Ukraynalı ve Rus denizcilerin savaşa dahil olmaları kaçınılmaz
Yaklaşık bir ay önce ortaya çıkan işgalin taraflarının sadece hükümetler ve askerler ile sınırlı kalmadığının farkına varıyoruz. Savaşın süresi uzadıkça sivillerde savaşa karşı bireysel tepkilerini göstermeye başladı. Bir taraf işgalin haklılığını savunurken diğer taraf uğradığı haksızlığı anlatmaya çalışıyor. Bu ifade biçimi sözlü olduğu gibi taraflar arasında şiddete dayalıda yapılmaya başlandı.
Ukrayna ve Rusya deniz ticaretinde hatırı sayılır bir ölçeğe sahip iki devlet.
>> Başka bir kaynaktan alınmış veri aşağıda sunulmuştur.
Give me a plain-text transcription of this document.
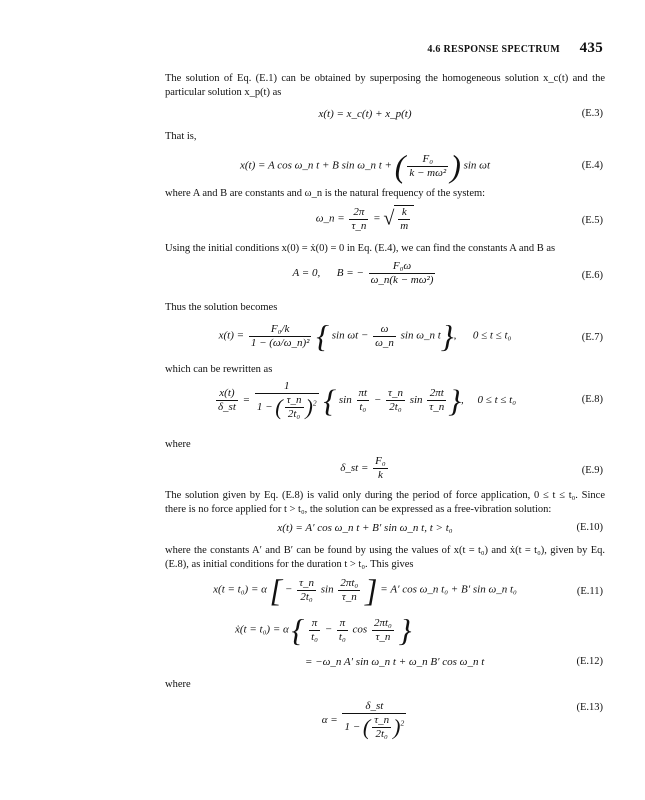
4.6 RESPONSE SPECTRUM 435
The solution of Eq. (E.1) can be obtained by superposing the homogeneous solution x_c(t) and the particular solution x_p(t) as
x(t) = x_c(t) + x_p(t)	(E.3)
That is,
x(t) = A cos ω_n t + B sin ω_n t + ( $\frac{\text{F₀}}{\text{k − mω²}}$ ) sin ωt	(E.4)
where A and B are constants and ω_n is the natural frequency of the system:
ω_n = $\frac{2\pi}{\tau\_n}$ = √ $\frac{k}{m}$	(E.5)
Using the initial conditions x(0) = ẋ(0) = 0 in Eq. (E.4), we can find the constants A and B as
A = 0, B = − $\frac{\text{F₀ω}}{\text{ω\_n(k − mω²)}}$	(E.6)
Thus the solution becomes
$x(t) = \frac{\text{F₀/k}}{\text{1 − (ω/ω\_n)²}}$ { $\sin \omega t - \frac{\omega}{\omega\_n}$ sin ω_n t},      0 ≤ t ≤ t₀	(E.7)
which can be rewritten as
$\frac{x(t)}{\delta\_st} = \frac{1}{1 - ( \frac{\tau\_n}{\text{2t₀}} )^2}$ { $\sin \frac{\pi t}{\text{t₀}} - \frac{\tau\_n}{\text{2t₀}}$ $\sin \frac{2\pi t}{\tau\_n}$ },     0 ≤ t ≤ t₀	(E.8)
where
δ_st = $\frac{\text{F₀}}{k}$	(E.9)
The solution given by Eq. (E.8) is valid only during the period of force application, 0 ≤ t ≤ t₀. Since there is no force applied for t > t₀, the solution can be expressed as a free-vibration solution:
x(t) = A′ cos ω_n t + B′ sin ω_n t, t > t₀	(E.10)
where the constants A′ and B′ can be found by using the values of x(t = t₀) and ẋ(t = t₀), given by Eq. (E.8), as initial conditions for the duration t > t₀. This gives
x(t = t₀) = α [ − $\frac{\tau\_n}{\text{2t₀}}$ $\sin \frac{\text{2πt₀}}{\tau\_n}$ ] = A′ cos ω_n t₀ + B′ sin ω_n t₀	(E.11)
ẋ(t = t₀) = α { $\frac{\pi}{\text{t₀}} - \frac{\pi}{\text{t₀}}$ $\cos \frac{\text{2πt₀}}{\tau\_n}$ }
= −ω_n A′ sin ω_n t + ω_n B′ cos ω_n t	(E.12)
where
$\alpha = \frac{\delta\_st}{1 - ( \frac{\tau\_n}{\text{2t₀}} )^2}$	(E.13)
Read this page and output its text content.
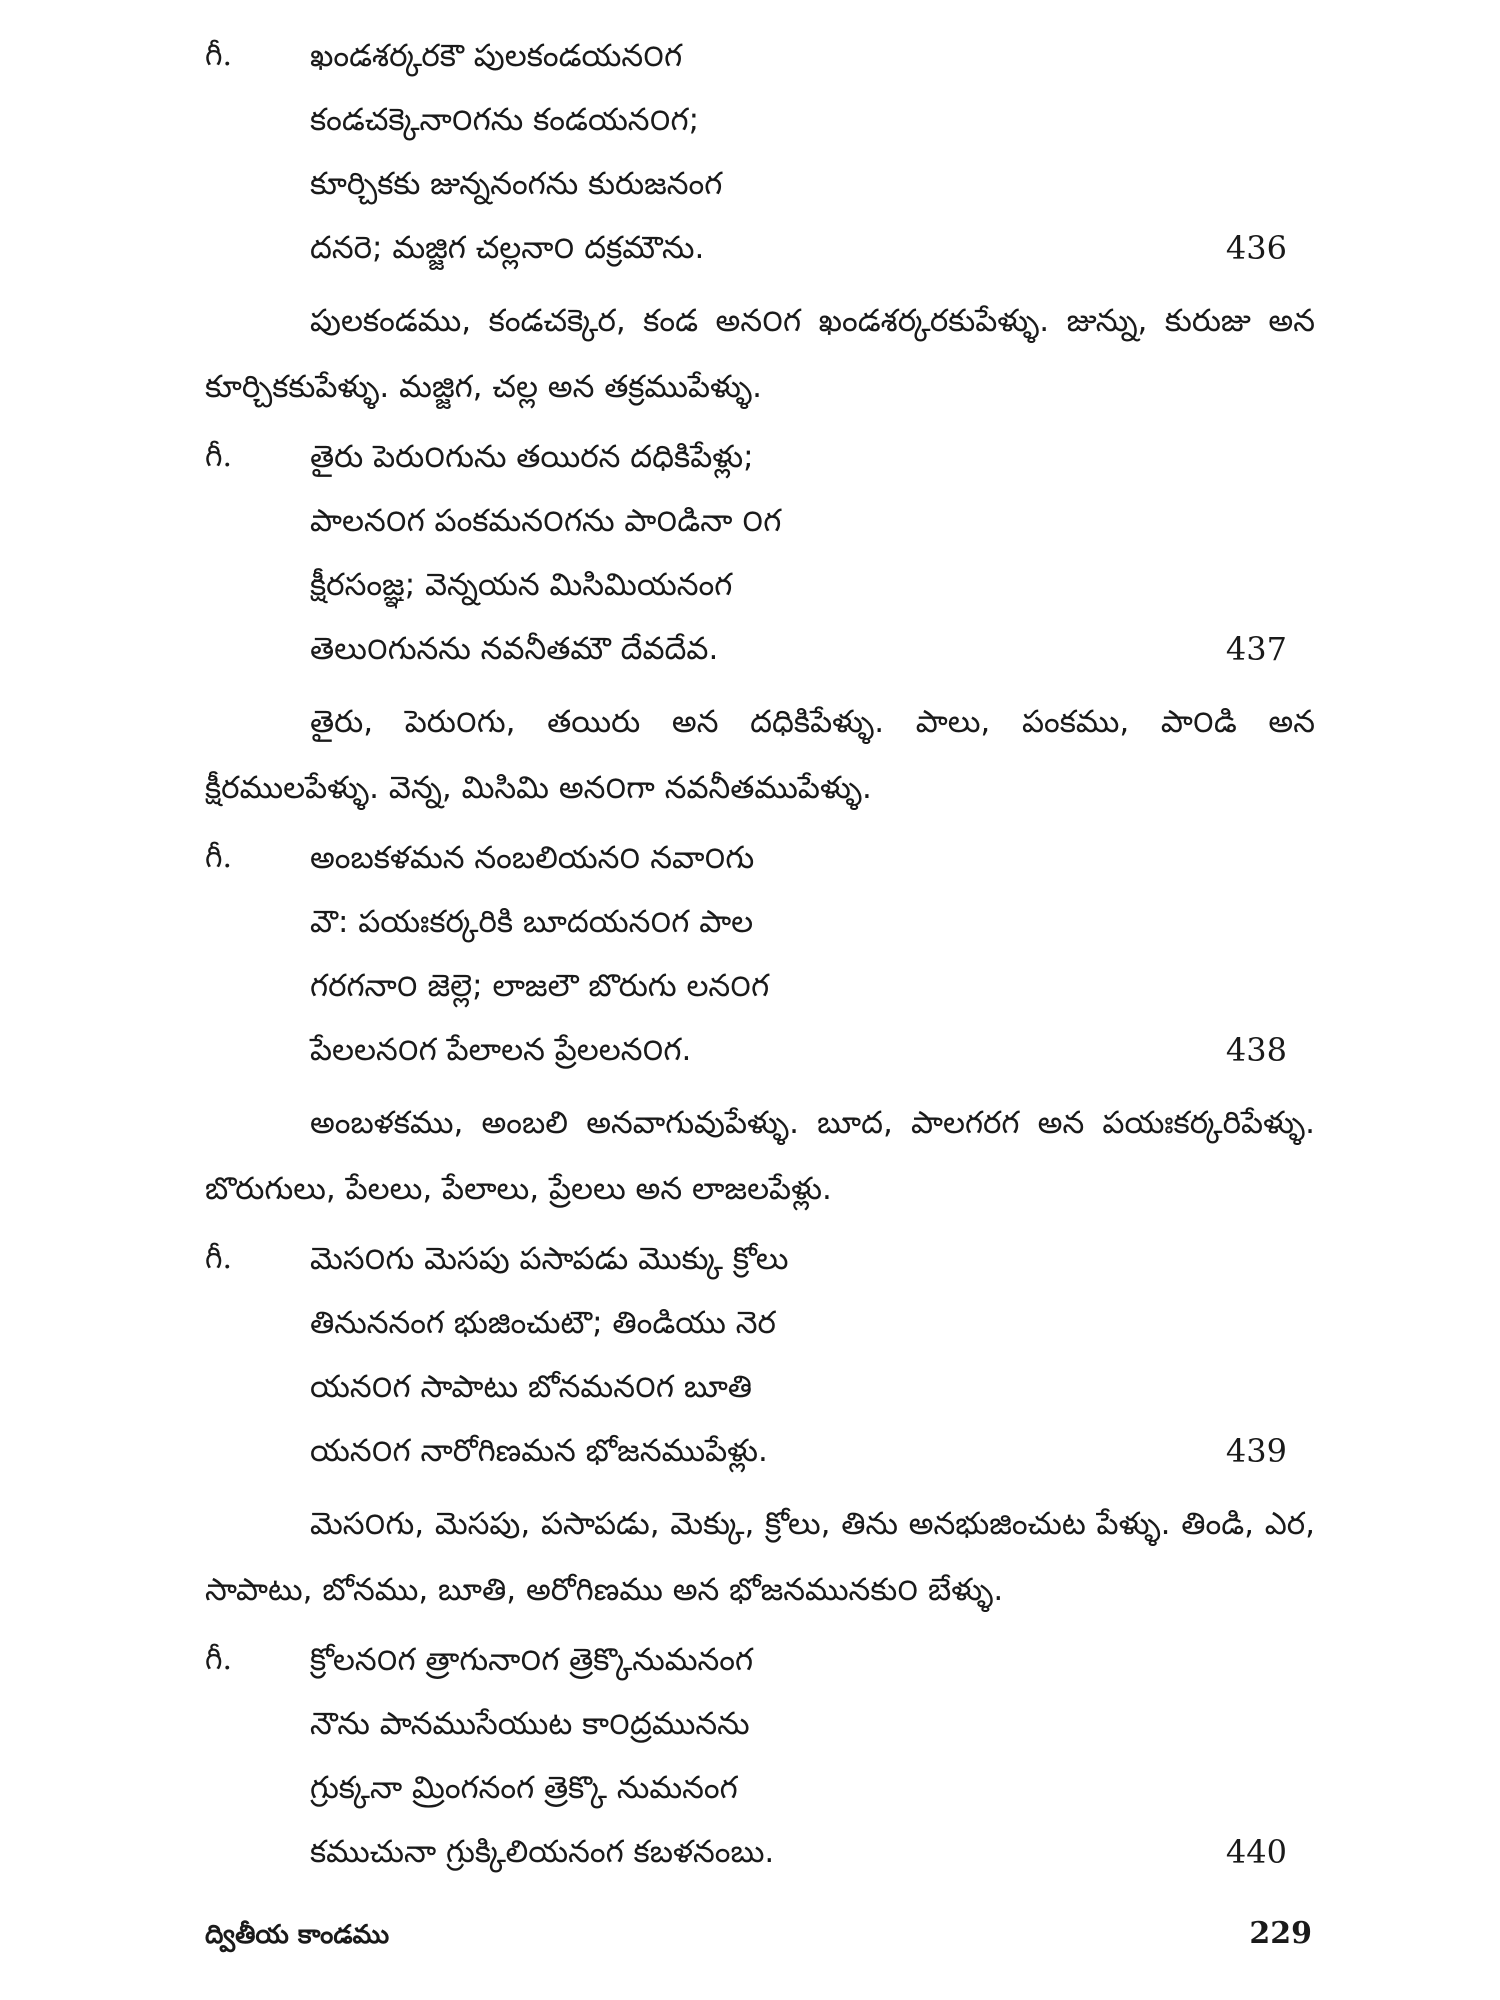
గీ.	ఖండశర్కరకౌ పులకండయన౦గ
కండచక్కెనా౦గను కండయన౦గ;
కూర్చికకు జున్ననంగను కురుజనంగ
దనరె; మజ్జిగ చల్లనా౦ దక్రమౌను.	436
పులకండము, కండచక్కెర, కండ అన౦గ ఖండశర్కరకుపేళ్ళు. జున్ను, కురుజు అన కూర్చికకుపేళ్ళు. మజ్జిగ, చల్ల అన తక్రముపేళ్ళు.
గీ.	తైరు పెరు౦గును తయిరన దధికిపేళ్లు;
పాలన౦గ పంకమన౦గను పా౦డినా ౦గ
క్షీరసంజ్ఞ; వెన్నయన మిసిమియనంగ
తెలు౦గునను నవనీతమౌ దేవదేవ.	437
తైరు, పెరు౦గు, తయిరు అన దధికిపేళ్ళు. పాలు, పంకము, పా౦డి అన క్షీరములపేళ్ళు. వెన్న, మిసిమి అన౦గా నవనీతముపేళ్ళు.
గీ.	అంబకళమన నంబలియన౦ నవా౦గు
వౌ: పయఃకర్కరికి బూదయన౦గ పాల
గరగనా౦ జెల్లె; లాజలౌ బొరుగు లన౦గ
పేలలన౦గ పేలాలన ప్రేలలన౦గ.	438
అంబళకము, అంబలి అనవాగువుపేళ్ళు. బూద, పాలగరగ అన పయఃకర్కరిపేళ్ళు. బొరుగులు, పేలలు, పేలాలు, ప్రేలలు అన లాజలపేళ్లు.
గీ.	మెస౦గు మెసపు పసాపడు మొక్కు క్రోలు
తినుననంగ భుజించుటౌ; తిండియు నెర
యన౦గ సాపాటు బోనమన౦గ బూతి
యన౦గ నారోగిణమన భోజనముపేళ్లు.	439
మెస౦గు, మెసపు, పసాపడు, మెక్కు, క్రోలు, తిను అనభుజించుట పేళ్ళు. తిండి, ఎర, సాపాటు, బోనము, బూతి, అరోగిణము అన భోజనమునకు౦ బేళ్ళు.
గీ.	క్రోలన౦గ త్రాగునా౦గ త్రెక్కొనుమనంగ
నౌను పానముసేయుట కా౦ద్రమునను
గ్రుక్కనా మ్రింగనంగ త్రెక్కొ నుమనంగ
కముచునా గ్రుక్కిలియనంగ కబళనంబు.	440
ద్వితీయ కాండము	229
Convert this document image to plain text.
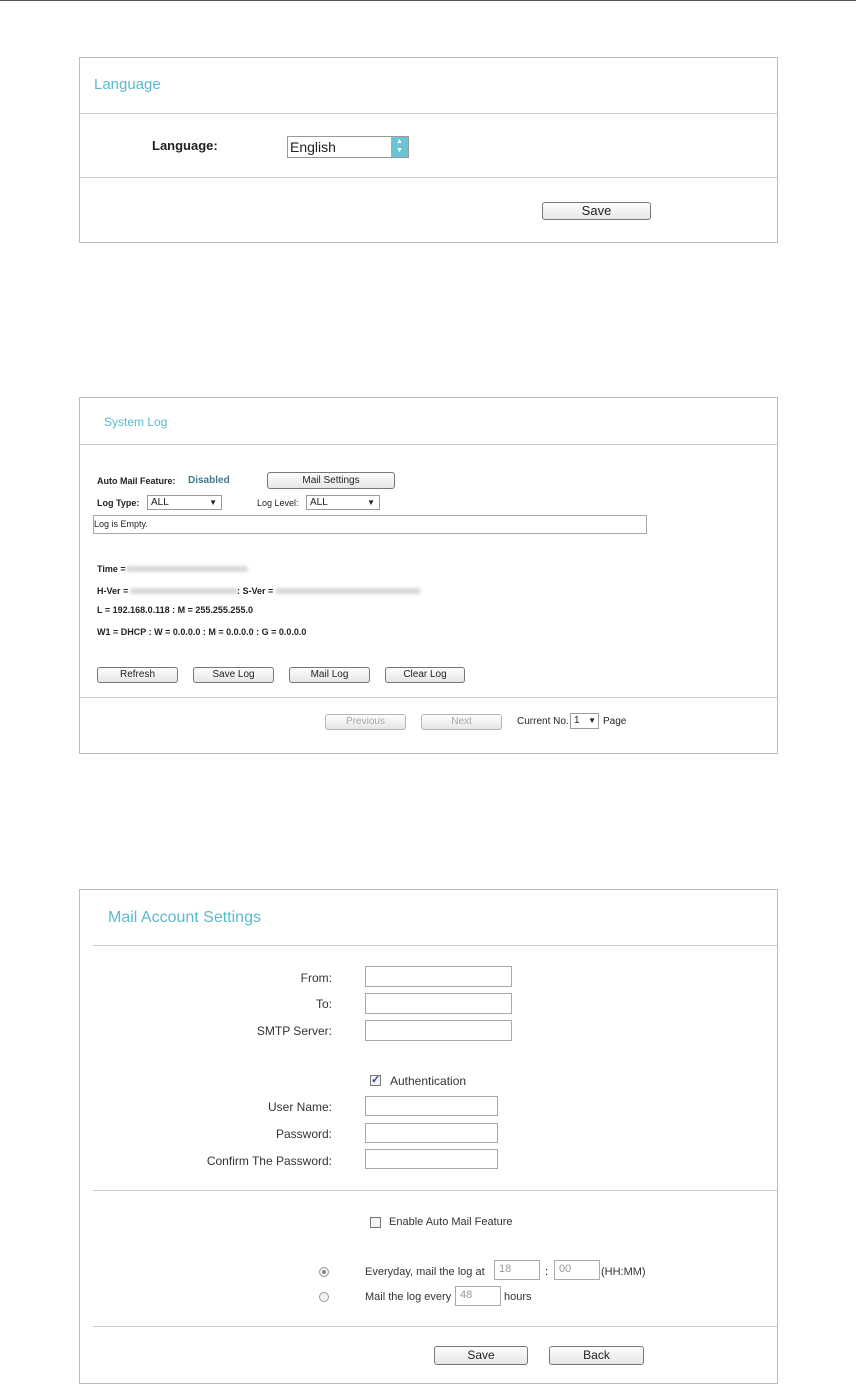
Language
Language:	English	▲
▼
Save
System Log
Auto Mail Feature: Disabled	Mail Settings
Log Type: ALL	▼	Log Level: ALL	▼
Log is Empty.
Time =
H-Ver =	: S-Ver =
L = 192.168.0.118 : M = 255.255.255.0
W1 = DHCP : W = 0.0.0.0 : M = 0.0.0.0 : G = 0.0.0.0
Refresh	Save Log	Mail Log	Clear Log
Previous	Next	Current No. 1 ▼ Page
Mail Account Settings
From:
To:
SMTP Server:
✓ Authentication
User Name:
Password:
Confirm The Password:
Enable Auto Mail Feature
Everyday, mail the log at	18	: 00	(HH:MM)
Mail the log every 48	hours
Save	Back
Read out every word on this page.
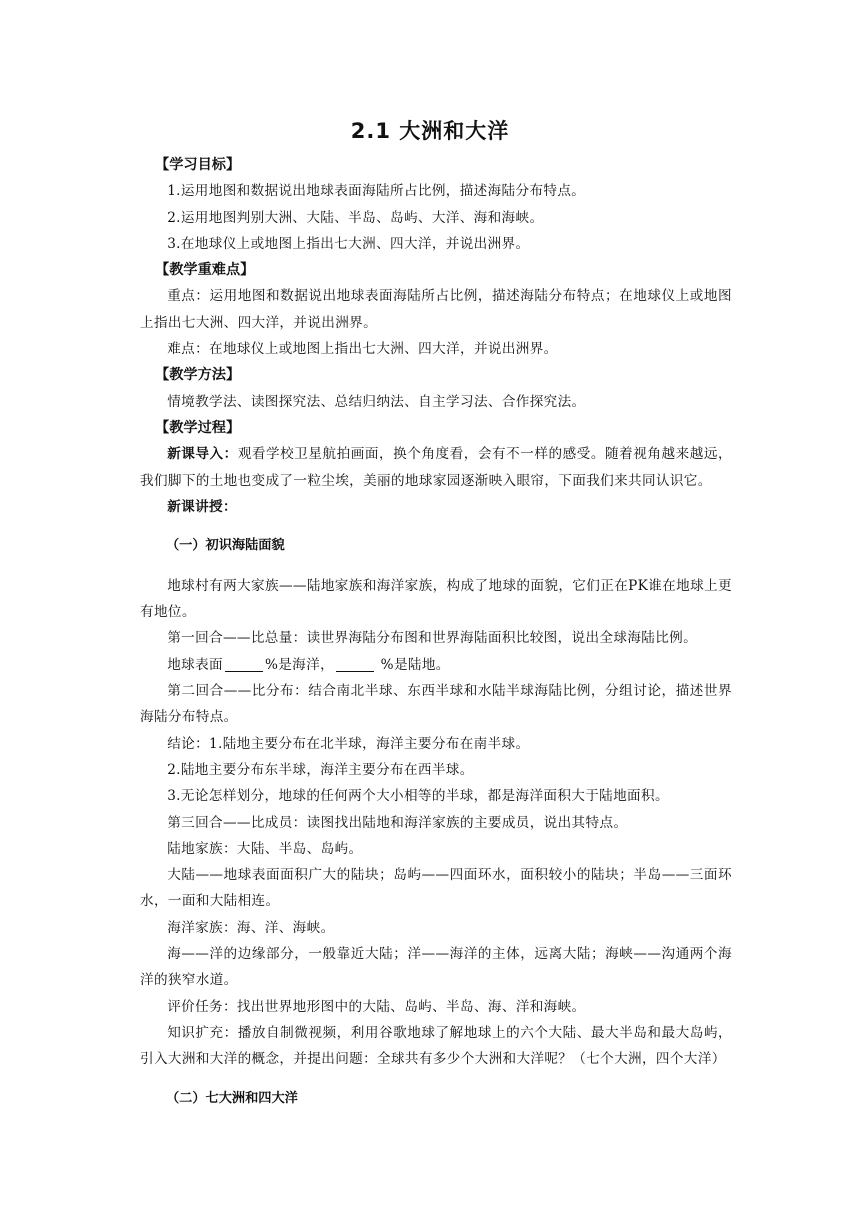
2.1 大洲和大洋

【学习目标】

1.运用地图和数据说出地球表面海陆所占比例，描述海陆分布特点。

2.运用地图判别大洲、大陆、半岛、岛屿、大洋、海和海峡。

3.在地球仪上或地图上指出七大洲、四大洋，并说出洲界。

【教学重难点】

重点：运用地图和数据说出地球表面海陆所占比例，描述海陆分布特点；在地球仪上或地图上指出七大洲、四大洋，并说出洲界。

难点：在地球仪上或地图上指出七大洲、四大洋，并说出洲界。

【教学方法】

情境教学法、读图探究法、总结归纳法、自主学习法、合作探究法。

【教学过程】

新课导入：观看学校卫星航拍画面，换个角度看，会有不一样的感受。随着视角越来越远，我们脚下的土地也变成了一粒尘埃，美丽的地球家园逐渐映入眼帘，下面我们来共同认识它。

新课讲授：

（一）初识海陆面貌

地球村有两大家族——陆地家族和海洋家族，构成了地球的面貌，它们正在PK谁在地球上更有地位。

第一回合——比总量：读世界海陆分布图和世界海陆面积比较图，说出全球海陆比例。

地球表面	%是海洋，	%是陆地。

第二回合——比分布：结合南北半球、东西半球和水陆半球海陆比例，分组讨论，描述世界海陆分布特点。

结论：1.陆地主要分布在北半球，海洋主要分布在南半球。

2.陆地主要分布东半球，海洋主要分布在西半球。

3.无论怎样划分，地球的任何两个大小相等的半球，都是海洋面积大于陆地面积。

第三回合——比成员：读图找出陆地和海洋家族的主要成员，说出其特点。

陆地家族：大陆、半岛、岛屿。

大陆——地球表面面积广大的陆块；岛屿——四面环水，面积较小的陆块；半岛——三面环水，一面和大陆相连。

海洋家族：海、洋、海峡。

海——洋的边缘部分，一般靠近大陆；洋——海洋的主体，远离大陆；海峡——沟通两个海洋的狭窄水道。

评价任务：找出世界地形图中的大陆、岛屿、半岛、海、洋和海峡。

知识扩充：播放自制微视频，利用谷歌地球了解地球上的六个大陆、最大半岛和最大岛屿，引入大洲和大洋的概念，并提出问题：全球共有多少个大洲和大洋呢？（七个大洲，四个大洋）

（二）七大洲和四大洋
Bu ölçek içeresinde Ukraynalı ve Rus denizciler Dünyadaki 1,8 milyon denizcinin 14,5'ini oluşturmaktadır. Denizcilik iş gücünün 10,5’ini 198.123 personel ile Ruslar, 4’ünü 76.442 personel ile Ukraynalılar oluşturuyor.
Barış döneminde iki ulusun personelleri aynı gemide görev yapabiliyorken bu dönemde aynı gemide çalışmak istememekte, farklı gemilerde olsalar bile birbirlerine olan tahammülsüzlükleri görülmektedir.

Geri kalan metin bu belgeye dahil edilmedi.